Проезжая Белгород, императрица приказала остановить императорский поезд, выразив желание поклониться мощам св. Иосифа. Было уже совсем темно; достали извозчиков, которые были счастливы, узнав, кого везут. Монахи выбежали встречать свою государыню с огнями; отслужив молебен, мы уехали. На станции собралась толпа уже простого народу – провожать государыню. Какая была разница между этими встречами и официальными приемами! Удивлялась я также губернаторам, которые заботились только о том, чтобы императрица посещала учреждения, устроенные их женами; может быть, это естественно, но хотелось бы, чтобы в такие минуты личные интересы уходили на задний план.
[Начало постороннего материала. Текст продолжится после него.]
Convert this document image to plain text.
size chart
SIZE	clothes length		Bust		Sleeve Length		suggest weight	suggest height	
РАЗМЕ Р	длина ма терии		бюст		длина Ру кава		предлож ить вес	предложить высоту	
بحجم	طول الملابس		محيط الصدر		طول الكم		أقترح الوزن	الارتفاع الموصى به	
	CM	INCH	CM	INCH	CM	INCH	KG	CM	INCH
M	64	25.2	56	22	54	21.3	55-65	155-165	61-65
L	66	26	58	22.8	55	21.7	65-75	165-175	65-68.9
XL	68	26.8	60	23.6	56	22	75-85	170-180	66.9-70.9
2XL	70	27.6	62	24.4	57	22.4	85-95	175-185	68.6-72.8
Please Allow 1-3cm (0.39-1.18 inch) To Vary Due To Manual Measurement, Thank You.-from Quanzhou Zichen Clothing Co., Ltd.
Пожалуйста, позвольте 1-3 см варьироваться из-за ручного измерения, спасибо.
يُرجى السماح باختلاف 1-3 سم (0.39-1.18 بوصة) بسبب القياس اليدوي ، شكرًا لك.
6 декабря, в день именин государя, мы встретились с ним в Воронеже; затем их величества вместе посетили Тамбов и Рязань. В Тамбове они навестили Александру Николаевну Нарышкину, которая была их другом (позже она была убита большевиками, несмотря на все то, что сделала для народа). Путешествие их величеств закончилось Москвой. Как они радовались встрече с маленькими! Первым мы увидели Алексея Николаевича, который стоял вытянувшись во фронт, а великие княжны Мария и Анастасия Николаевны кинулись обнимать их величеств. В Москве начались смотры; посещали опять лазареты, ездили и в земскую организацию осматривать летучие питательные пункты. Встречал князь Г. Е. Львов (впоследствии предавший государя); он тогда относился к их величествам с почтением, особенно к Алексею Николаевичу, прося его и государя расписаться в книге посетителей.
Вечером иногда пили чай в огромной голубой уборной государыни – с чудным видом на Замоскворечье. До отъезда ее величество посетила старушку графиню Апраксину, сестру своей гофмейстерины, княгини Голицыной; вместе с государем были у 80-летнего старца, митрополита Макария. Вернувшись в Царское Село, к Рождеству устроили многочисленные елки в лазаретах.
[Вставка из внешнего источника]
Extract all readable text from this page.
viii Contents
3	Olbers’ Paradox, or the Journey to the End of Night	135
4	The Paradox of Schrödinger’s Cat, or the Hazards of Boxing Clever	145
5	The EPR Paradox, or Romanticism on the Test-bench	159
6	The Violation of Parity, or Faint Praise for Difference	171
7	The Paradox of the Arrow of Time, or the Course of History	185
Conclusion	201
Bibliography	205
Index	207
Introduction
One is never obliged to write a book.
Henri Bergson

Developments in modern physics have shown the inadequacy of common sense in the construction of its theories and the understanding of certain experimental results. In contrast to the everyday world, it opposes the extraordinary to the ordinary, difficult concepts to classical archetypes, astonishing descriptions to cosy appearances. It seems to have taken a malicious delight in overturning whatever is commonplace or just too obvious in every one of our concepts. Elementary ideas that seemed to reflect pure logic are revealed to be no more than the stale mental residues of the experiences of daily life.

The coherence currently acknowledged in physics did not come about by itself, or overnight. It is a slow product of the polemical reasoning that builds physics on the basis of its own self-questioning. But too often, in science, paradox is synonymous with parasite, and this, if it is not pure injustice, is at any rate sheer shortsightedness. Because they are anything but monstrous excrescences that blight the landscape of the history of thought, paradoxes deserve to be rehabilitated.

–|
Должна упомянуть еще об одном инциденте. Как-то раз государь упомянул, что его просят принять сестру милосердия, вернувшуюся из германского плена: она привезла на себе знамя полка, которое спасла на поле битвы. В тот же день вечером ко мне ворвались две сестры из той же общины, из которой была эта сестра: со слезами они рассказывали мне, что ехали с ней вместе из плена, в Германии ей оказывали большой почет немецкие офицеры; в то время как эти две сестры голодали, ее угощали обедами и вином; через границу ее перевезли в моторе, в то время как они вынуждены были идти пешком; в поезде за шесть суток она ни разу перед ними не раздевалась, и они приехали ко мне от сестер общины, умоляя обратить на нее внимание. Они так искренне говорили, что я не знала сначала, что делать, и сочла своим долгом поехать и обо всем рассказать дворцовому коменданту.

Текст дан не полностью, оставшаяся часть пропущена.